Move over Joes Namath and DiMaggio, Babe Ruth and Lou Gehrig, Keith Hernandez and Mark Messier and all of the others who received the blessing of the toughest, and at the same time most sentimental, audience in the world.
Little Brother Manning is right there with them now and forever, even if he never hits these heights again.
For a long, long time the final 21/2 minutes of the 42nd Super Bowl will be recalled with glee by Giants fans, and with regret by those who loved or admired the Patriots, and will forever wonder what might have been.
Until then, with some twists and turns, it had gone according to script.
The Giants, double-digit underdogs, had given the Patriots all they could handle, played a tough, smart, at times ferocious game, and were clinging to a three-point lead. Their defensive front four had made life miserable for quarterback Tom Brady, beating him up in a way that hadn't happened at any other time during the 16-0 regular season or the two playoff victories that followed.
Brady was missing passes he'd normally make, he was uneasy in the pocket where he'd normally be calm.
But then late in the fourth quarter, with the game on the line, he gathered himself and did what he has done so often, including twice before in Super Bowls, methodically marching his team down the field for the decisive points and then freshening up a bit before lifting the Vince Lombardi Trophy.
When Brady hit Randy Moss with the touchdown pass that put the Pats up 14-10 with 2:42 to go, New England's destiny seemed complete. And when the Giants were pinned deep on the ensuing kickoff, and Manning struggled through the first plays around the two-minute warning, it certainly looked like a man had gotten the better of a boy.
With New York scrimmaging third-and-five on their own 44-yard line with 59 seconds to go, came what seemed like the coup de grace. The centre of the Giants offensive line collapsed, the Patriots' pass rush encircled Manning, and in the scrum, it was inevitable he'd go down.
Instead, somehow he squirted loose those Manning boys aren't exactly known for their nimble feet and threw up a prayer that was answered 32 yards downfield by a leaping back-up wide receiver named David Tyree.
After that miracle moment, the Patriots' spell of invincibility was broken for the first time all season. Not that there weren't a few tense times left before Plaxico Burress hauled in the winning touchdown catch with 39 seconds to play, but by then you certainly believed it could happen.
"It was an unbelievable game," Manning said afterwards, "and an unbelievable feeling."
Now, they'll be naming stuff after him in Manhattan, he'll never have to pay for another restaurant meal, his nemesis, former teammate Tiki Barber, will be laying low, and as a happy byproduct he gives the NFL a feel-good story at a very opportune time.
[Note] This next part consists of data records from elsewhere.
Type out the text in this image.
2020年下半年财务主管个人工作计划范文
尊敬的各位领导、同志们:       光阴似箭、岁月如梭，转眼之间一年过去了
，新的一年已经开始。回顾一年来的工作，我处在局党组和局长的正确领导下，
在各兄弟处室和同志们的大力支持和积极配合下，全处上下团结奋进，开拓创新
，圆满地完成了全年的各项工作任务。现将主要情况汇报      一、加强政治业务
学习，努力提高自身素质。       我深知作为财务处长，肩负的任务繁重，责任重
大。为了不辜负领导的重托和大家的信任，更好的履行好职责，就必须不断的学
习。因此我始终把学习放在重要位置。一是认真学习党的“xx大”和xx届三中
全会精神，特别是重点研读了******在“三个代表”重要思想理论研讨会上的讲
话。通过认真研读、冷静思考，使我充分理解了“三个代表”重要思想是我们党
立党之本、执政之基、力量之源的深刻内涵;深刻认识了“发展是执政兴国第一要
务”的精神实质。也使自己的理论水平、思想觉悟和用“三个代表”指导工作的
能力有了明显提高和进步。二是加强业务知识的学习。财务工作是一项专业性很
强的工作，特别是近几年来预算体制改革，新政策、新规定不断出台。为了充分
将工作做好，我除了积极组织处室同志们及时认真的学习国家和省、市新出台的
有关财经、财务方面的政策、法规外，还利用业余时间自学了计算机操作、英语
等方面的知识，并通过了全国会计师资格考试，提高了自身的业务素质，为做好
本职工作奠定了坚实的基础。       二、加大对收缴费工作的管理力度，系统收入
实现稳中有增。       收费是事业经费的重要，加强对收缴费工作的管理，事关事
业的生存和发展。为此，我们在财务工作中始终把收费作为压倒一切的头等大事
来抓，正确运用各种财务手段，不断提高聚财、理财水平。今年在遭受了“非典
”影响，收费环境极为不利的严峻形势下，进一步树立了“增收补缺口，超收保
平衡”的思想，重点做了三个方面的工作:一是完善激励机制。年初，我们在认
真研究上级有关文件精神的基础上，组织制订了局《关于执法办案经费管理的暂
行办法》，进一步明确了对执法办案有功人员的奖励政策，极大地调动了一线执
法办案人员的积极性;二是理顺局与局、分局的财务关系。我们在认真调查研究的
The Giants' miracle Super Bowl victory blotted out memories of what had turned into the messiest championship weekend since the one when Eugene Robinson of the Atlanta Falcons felt the need to seek out paid female companionship on the eve of the big game.
Thanks to newspaper stories, tales told by a former Patriots employee and some rank opportunism from U.S. senator Arlen (Single Bullet Theory) Specter, the Spygate story has legs again. (What it could possibly mean to the U.S. congress is a whole lot harder to know, given that, unlike baseball, they don't hold the legislative hammer over football that comes with a limited anti-trust exemption.)
With a New England win, the asterisk police would have been out in full force this morning, and even with the loss, they'll still give a go.
But now that's really yesterday's news.
And anyone who loves the game is left to marvel once again that whatever the best-laid plans and genius strategies, no matter who taped what when, it can still come down to beating hearts, flesh and blood, a pass that should never have been thrown being caught, and someone's little brother seizing the moment to be big.